The bill also takes aim at the tests themselves, reducing the number of required state Milestones tests from 32 to 24 and allowing school districts to eliminate their oft-criticized “Student Learning Objectives.” The SLOs, an acronym that Tippins ridiculed on the Senate floor, were required under a federal agreement since nullified with the December rewrite of the former federal No Child Left Behind Act. SLOSs are written by each school district — often by teachers with no test-writing qualifications — for courses, such as art and music, that the Milestones don’t cover. Teachers complain they are poorly constructed, inconsistent and do little or nothing for student learning.
Tippins said it makes no sense to use a test to measure performance in such subjective areas. “Everybody wants to count beans,” he said, “but in some areas there’s no beans to count.” Although this is largely a testing rollback, he said one of the most important elements of the bill to him was the introduction of tests for the youngest students. Currently, tests are not administered until third grade, and Tippins said it’s crucial to track reading and math in first and second grades to ensure proficiency by the end of third grade, a goal of his.
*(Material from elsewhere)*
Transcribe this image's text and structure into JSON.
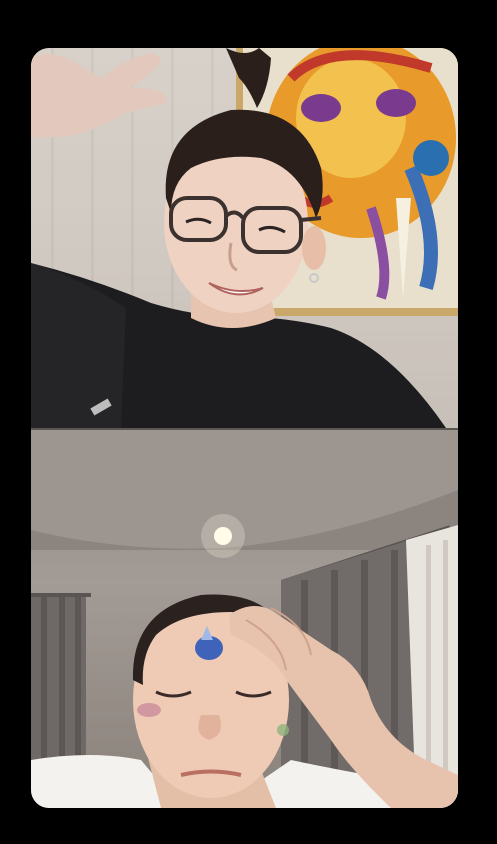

The bill now goes to the House, where Education committee chairman Brooks Coleman, R-Duluth, is planning a discussion about it Wednesday. He didn't want to say anything about its prospects, but his committee has its own bill that also reduces tests to 30 percent of each teacher evaluation. House Bill 1061 likely won't make it to the Senate by Monday's deadline, but comments when it was discussed at a hearing this week were favorable, as they were when the Senate Education and Youth committee heard SB 364.
Even Students First, a group that supports rigorous testing to expose schools that need improvement, didn’t put up a fight. Its Georgia director, Michael O’Sullivan, urged lawmakers to “act cautiously.” And Rep. Randy Nix, who was the main sponsor of the 2013 legislation that made tests half of teacher evaluations, said the state had gone too far.
“We’ve tightened a little too tight,” said Nix, R-LaGrange. “We need to back off a little bit.”